Cardiologista · CRM-SC 24.443

O infarto do miocárdio é uma das maiores emergências cardiovasculares — e, ao mesmo tempo, uma das condições mais preveníveis. Conhecer seus sintomas e fatores de risco pode salvar vidas.

O que é um infarto?

O infarto ocorre quando uma artéria coronária — responsável por levar sangue ao músculo cardíaco — é bloqueada, geralmente pela ruptura de uma placa de gordura acumulada na parede do vaso. Com o fluxo interrompido, parte do músculo cardíaco começa a morrer por falta de oxigênio.

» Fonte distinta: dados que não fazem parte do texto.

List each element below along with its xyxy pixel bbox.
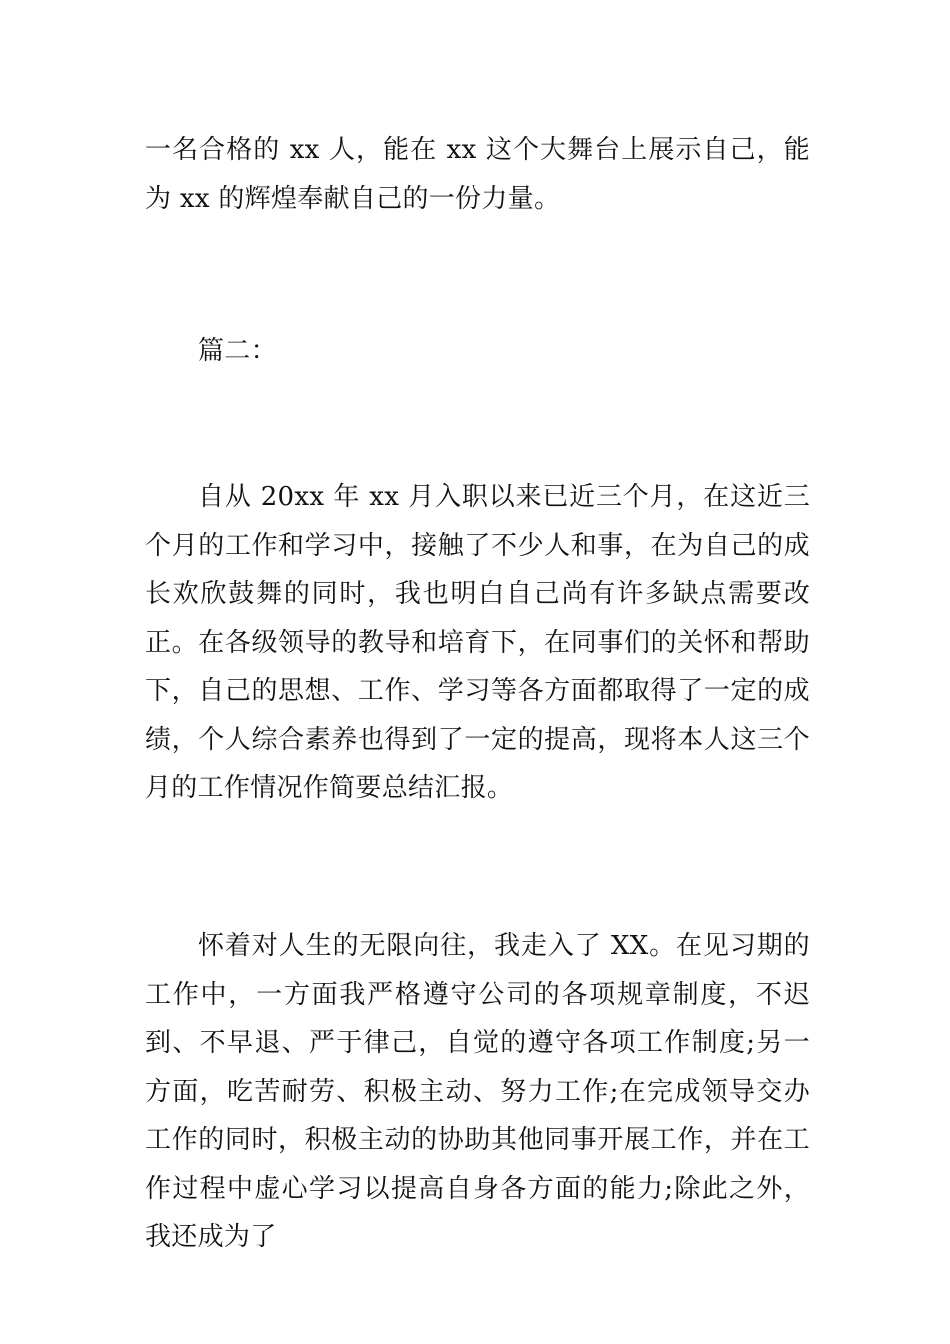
section-heading: 篇二： — [198, 336, 277, 366]
paragraph-continuation: 一名合格的 xx 人，能在 xx 这个大舞台上展示自己，能为 xx 的辉煌奉献自己的一份力量。 — [145, 135, 810, 214]
paragraph-intro: 自从 20xx 年 xx 月入职以来已近三个月，在这近三个月的工作和学习中，接触了不少人和事，在为自己的成长欢欣鼓舞的同时，我也明白自己尚有许多缺点需要改正。在各级领导的教导和培育下，在同事们的关怀和帮助下，自己的思想、工作、学习等各方面都取得了一定的成绩，个人综合素养也得到了一定的提高，现将本人这三个月的工作情况作简要总结汇报。 — [145, 482, 810, 803]
paragraph-body: 怀着对人生的无限向往，我走入了 XX。在见习期的工作中，一方面我严格遵守公司的各项规章制度，不迟到、不早退、严于律己，自觉的遵守各项工作制度;另一方面，吃苦耐劳、积极主动、努力工作;在完成领导交办工作的同时，积极主动的协助其他同事开展工作，并在工作过程中虚心学习以提高自身各方面的能力;除此之外，我还成为了 — [145, 931, 810, 1252]
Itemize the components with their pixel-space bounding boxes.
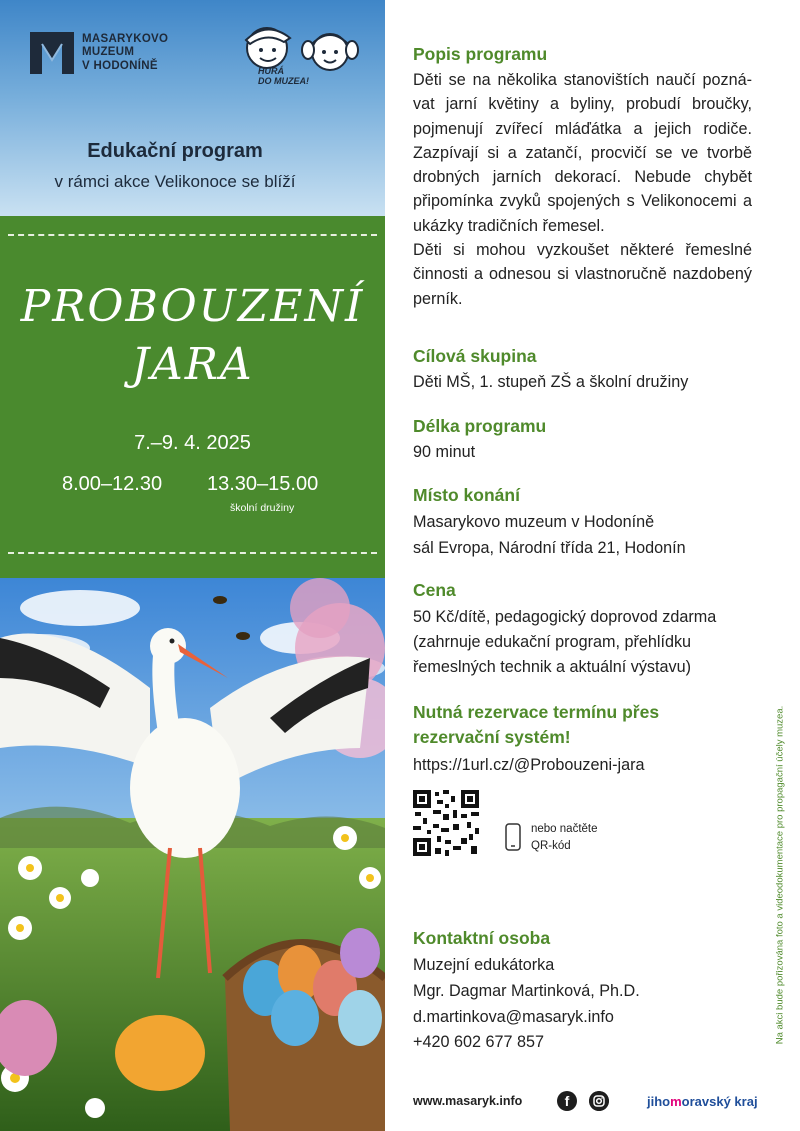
reservation-heading-1: Nutná rezervace termínu přes	[413, 702, 660, 722]
footer	[413, 1088, 773, 1116]
logo-line-3: V HODONÍNĚ	[82, 59, 158, 72]
event-time-1: 8.00–12.30	[62, 473, 163, 495]
instagram-icon[interactable]	[589, 1091, 609, 1111]
qr-note	[531, 821, 598, 855]
photo-consent-text: Na akci bude pořizována foto a videodokumentace pro propagační účely muzea.	[774, 705, 786, 1045]
region-logo	[647, 1094, 758, 1109]
region-logo-part-1: jiho	[647, 1094, 671, 1109]
reservation-link[interactable]: https://1url.cz/@Probouzeni-jara	[413, 756, 645, 774]
qr-note-line-1: nebo načtěte	[531, 823, 598, 835]
event-time-2-note: školní družiny	[230, 502, 295, 514]
description-heading: Popis programu	[413, 44, 548, 64]
event-dates: 7.–9. 4. 2025	[134, 432, 251, 454]
region-logo-part-3: oravský kraj	[681, 1094, 758, 1109]
target-group-text: Děti MŠ, 1. stupeň ZŠ a školní družiny	[413, 373, 689, 391]
event-title-line-2: JARA	[131, 339, 254, 390]
venue-line-2: sál Evropa, Národní třída 21, Hodonín	[413, 539, 686, 557]
mascot-slogan-line-2: DO MUZEA!	[258, 76, 309, 86]
contact-email[interactable]: d.martinkova@masaryk.info	[413, 1008, 614, 1026]
venue-line-1: Masarykovo muzeum v Hodoníně	[413, 513, 655, 531]
program-length-heading: Délka programu	[413, 416, 547, 436]
stork-easter-photo	[0, 578, 385, 1131]
description-block	[413, 68, 752, 311]
price-line-3: řemeslných technik a aktuální výstavu)	[413, 658, 692, 676]
mascot-slogan-line-1: HURÁ	[258, 66, 284, 76]
event-title-line-1: PROBOUZENÍ	[20, 281, 365, 332]
dashed-divider-bottom	[8, 552, 377, 554]
target-group-heading: Cílová skupina	[413, 346, 537, 366]
contact-name: Mgr. Dagmar Martinková, Ph.D.	[413, 982, 640, 1000]
logo-line-2: MUZEUM	[82, 46, 135, 59]
contact-phone[interactable]: +420 602 677 857	[413, 1033, 544, 1051]
price-heading: Cena	[413, 580, 456, 600]
venue-heading: Místo konání	[413, 485, 520, 505]
stork-illustration	[0, 578, 385, 1131]
smartphone-icon	[505, 823, 521, 851]
event-title	[0, 278, 385, 394]
contact-heading: Kontaktní osoba	[413, 928, 551, 948]
contact-role: Muzejní edukátorka	[413, 956, 555, 974]
logo-line-1: MASARYKOVO	[82, 32, 169, 45]
edu-subtitle: v rámci akce Velikonoce se blíží	[54, 172, 296, 191]
photo-consent-note	[770, 690, 790, 1060]
website-link[interactable]: www.masaryk.info	[413, 1094, 523, 1108]
event-banner	[0, 216, 385, 578]
reservation-heading-2: rezervační systém!	[413, 727, 571, 747]
mascot-slogan	[258, 66, 309, 86]
museum-logo-icon	[28, 30, 76, 76]
museum-logo	[28, 30, 168, 76]
edu-title: Edukační program	[87, 140, 263, 162]
sky-header	[0, 0, 385, 216]
qr-code-icon[interactable]	[413, 790, 479, 856]
program-length-text: 90 minut	[413, 443, 476, 461]
region-logo-part-2: m	[670, 1094, 682, 1109]
event-time-2: 13.30–15.00	[207, 473, 319, 495]
left-panel	[0, 0, 385, 1131]
qr-note-line-2: QR-kód	[531, 840, 571, 852]
price-line-2: (zahrnuje edukační program, přehlídku	[413, 633, 692, 651]
price-line-1: 50 Kč/dítě, pedagogický doprovod zdarma	[413, 608, 717, 626]
description-paragraph-2: Děti si mohou vyzkoušet některé řemeslné činnosti a odnesou si vlastnoručně nazdobený perník.	[413, 241, 752, 308]
description-paragraph-1: Děti se na několika stanovištích naučí poznávat jarní květiny a byliny, probudí broučky, pojmenují zvířecí mláďátka a jejich rodiče. Zazpívají si a zatančí, procvičí se ve tvorbě drobných jarních dekorací. Nebude chybět připomínka zvyků spojených s Velikonocemi a ukázky tradičních řemesel.	[413, 71, 752, 235]
facebook-icon[interactable]: f	[557, 1091, 577, 1111]
dashed-divider-top	[8, 234, 377, 236]
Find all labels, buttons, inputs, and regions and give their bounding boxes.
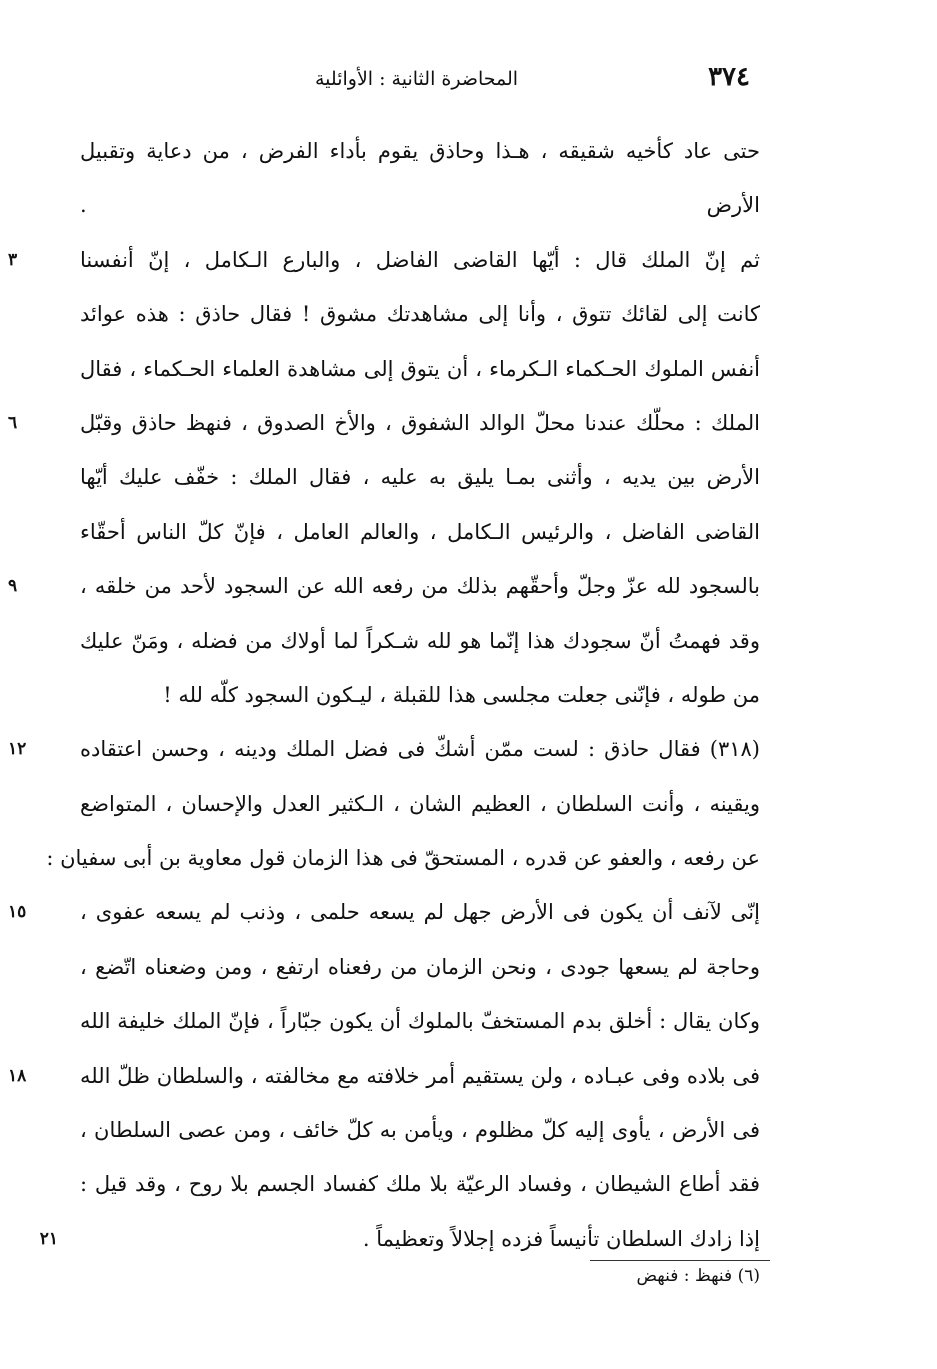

Quanto mais rápido o atendimento, menor o dano. Por isso o reconhecimento dos sintomas é fundamental.

Sintomas típicos

O desconforto torácico em repouso é o sintoma mais comum, presente em aproximadamente 75 a 80% dos casos.

  • Dor, pressão ou aperto no centro do peito
  • Irradiação para braço esquerdo, mandíbula, costas ou pescoço
  • Sudorese fria
  • Náuseas e vômitos
  • Falta de ar intensa

Sintomas atípicos

Cerca de 40 a 48% dos pacientes — especialmente mulheres, idosos e diabéticos — apresentam sintomas diferentes dos clássicos:

  • Fadiga intensa e inexplicável
  • Dor epigástrica (na "boca do estômago")
  • Tontura ou desmaio
  • Falta de ar sem dor torácica

O infarto silencioso

Existe ainda o infarto silencioso — quando a necrose do músculo cardíaco ocorre sem sintomas reconhecíveis. É mais comum em diabéticos, idosos e mulheres. O diagnóstico é feito retrospectivamente por alterações no ECG ou em exames de imagem.

Quais são os fatores de risco?

  • Hipertensão arterial não controlada
  • Colesterol e triglicerídeos elevados
  • Diabetes mellitus
  • Tabagismo
  • Obesidade e sedentarismo
  • Histórico familiar de infarto precoce (antes dos 60 anos em parente de primeiro grau)
  • Apneia do sono não tratada

Como prevenir?

A prevenção do infarto passa pelo controle dos fatores de risco:

  • Tratar a hipertensão e mantê-la controlada
  • Atingir as metas de colesterol com dieta e, quando necessário, medicação
  • Controlar o diabetes rigorosamente
  • Parar de fumar
  • Praticar atividade física regular
  • Manter peso adequado

Quem já teve um infarto

Quem já teve um infarto tem risco significativamente aumentado de um novo evento. Nesses casos, o tratamento preventivo com medicamentos — antiagregantes, estatinas, betabloqueadores — é parte obrigatória do acompanhamento e não pode ser interrompido sem orientação médica.

Quando procurar um cardiologista?

Se você tem um ou mais fatores de risco listados acima, uma avaliação cardiológica preventiva é recomendada — mesmo sem sintomas. Não espere o primeiro evento.